The trade-off, here, is that the "world" is stopped when the "efficient area" is collected. This may induce a noticeable pause. The JVM keeps pause times low by keeping the efficient area small enough. In other words, if there is an efficiently-managed area, then that area must be small.
A very common heuristic, applicable to many programs and programming languages, is that many objects are very short-lived, and most of the write accesses occur in young objects (those which were created recently). It is possible to write application code which does not work that way, but these heuristic will be "mostly true" on "most applications". Thus, it makes sense to store young objects in the efficiently-managed area. Which is what the JVM GC does, and which is why that efficient area is called the "young generation".

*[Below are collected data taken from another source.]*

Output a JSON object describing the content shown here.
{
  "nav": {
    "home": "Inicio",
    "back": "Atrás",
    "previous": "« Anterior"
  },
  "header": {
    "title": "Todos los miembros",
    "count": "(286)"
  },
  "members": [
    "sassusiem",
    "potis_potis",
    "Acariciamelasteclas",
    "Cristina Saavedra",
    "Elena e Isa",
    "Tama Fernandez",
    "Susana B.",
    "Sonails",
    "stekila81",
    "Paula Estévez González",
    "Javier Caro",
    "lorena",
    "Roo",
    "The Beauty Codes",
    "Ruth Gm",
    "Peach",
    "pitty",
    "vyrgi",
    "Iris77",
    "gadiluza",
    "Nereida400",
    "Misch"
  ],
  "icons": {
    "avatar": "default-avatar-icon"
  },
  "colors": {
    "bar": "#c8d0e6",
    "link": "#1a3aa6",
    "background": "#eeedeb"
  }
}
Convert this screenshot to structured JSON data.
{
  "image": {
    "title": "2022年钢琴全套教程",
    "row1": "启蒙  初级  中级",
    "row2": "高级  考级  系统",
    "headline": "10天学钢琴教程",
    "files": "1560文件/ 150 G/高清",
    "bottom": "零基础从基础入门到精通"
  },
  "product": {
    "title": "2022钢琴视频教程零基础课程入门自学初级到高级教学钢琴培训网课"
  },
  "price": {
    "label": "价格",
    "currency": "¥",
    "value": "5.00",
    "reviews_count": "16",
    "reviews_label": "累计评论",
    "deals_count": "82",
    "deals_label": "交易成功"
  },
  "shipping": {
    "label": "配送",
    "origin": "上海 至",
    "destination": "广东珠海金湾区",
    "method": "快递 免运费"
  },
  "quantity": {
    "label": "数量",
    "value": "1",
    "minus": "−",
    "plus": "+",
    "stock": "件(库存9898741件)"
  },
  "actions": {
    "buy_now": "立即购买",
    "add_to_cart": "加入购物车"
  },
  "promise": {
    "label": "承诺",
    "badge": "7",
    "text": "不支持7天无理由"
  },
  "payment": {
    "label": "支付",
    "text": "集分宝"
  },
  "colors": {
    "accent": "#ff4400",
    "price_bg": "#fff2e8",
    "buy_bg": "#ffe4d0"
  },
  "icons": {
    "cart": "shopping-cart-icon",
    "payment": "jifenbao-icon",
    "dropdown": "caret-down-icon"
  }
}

Note that there are systems where the whole memory is handled "efficiently". When the GC must run, the application becomes "frozen" for a few seconds. This is harmless for long-run computations, but detrimental to interactivity, which is why most modern GC-enabled programming environments use generational GC with a limited-size young generation.
回答6:
This is based on the observation that the life-expectancy of an object goes up as it ages. So it makes sense to move objects to a less-frequently collected pool once they reach a certain age.
This isn't a fundamental property of the way programs use memory. You could write a pathological program that kept all objects around for a long time (and the same length of time for all objects), but this tends not to happen by accident.
回答7:
The JVM (usually) uses a generational garbage collector. This kind of collector separates the heap memory into several pools, according to the age of the objects in there. The reasoning here is based on the observation that most objects are short-lived, so that if you do a garbage collection on an area of memory with "young" objects, you can reclaim relatively more memory than if you do garbage collection across "older" objects.
In the Hotspot JVM, new objects get allocated in the so-called Eden area. When this area fills up, the JVM will sweep the Eden area (which does not take too much time, because it is not so big). Objects that are still alive are moved to the Survivor area, and the rest is discarded, freeing up Eden for the next generation. When the Eden collection is not sufficient does the the garbage collector move on to the older generations (which takes more work).
回答8:
All GCs behave that way. The basic idea is that you try to reduce the amount of objects that you need to check every time you run the GC because this is a pretty expensive operation. So if you have millions of objects but just need to check a few, that's way better than to have to check all of them. Also, a feature of GC plays into your hands: Temporary objects (which can't be reached by anyone anymore), have no cost during the GC run (well, let's ignore the finalize()
method for now). Only objects which survive cost CPU time. Next, there is the observation that many objects are short lived.
Therefore, objects are created in a small space (called "Eden" or "young gen"). After a while, all objects that can be reached are copied (= expensive) out of this space and the space is then declared empty (so Java effectively forgets about all unreachable objects, so they don't have a cost since they don't have to be copied). Over time, long lived objects are moved to "older" spaces and the older spaces are swept less often to reduce the GC overhead (for example, every N runs, the GC will run an old space instead of the eden space).
Just to compare: If you allocate an object in C/C++, you need to call free()
plus the destructor for each of them. This is one reason why GC is faster than traditional, manual memory management.
Of course, this is a rather simplified look. Today, working on GC is at the level of compiler design (i.e. done by very few people). GCs pull all kinds of tricks to make the whole process efficient and unnoticeable. See the Wikipedia article for some pointers.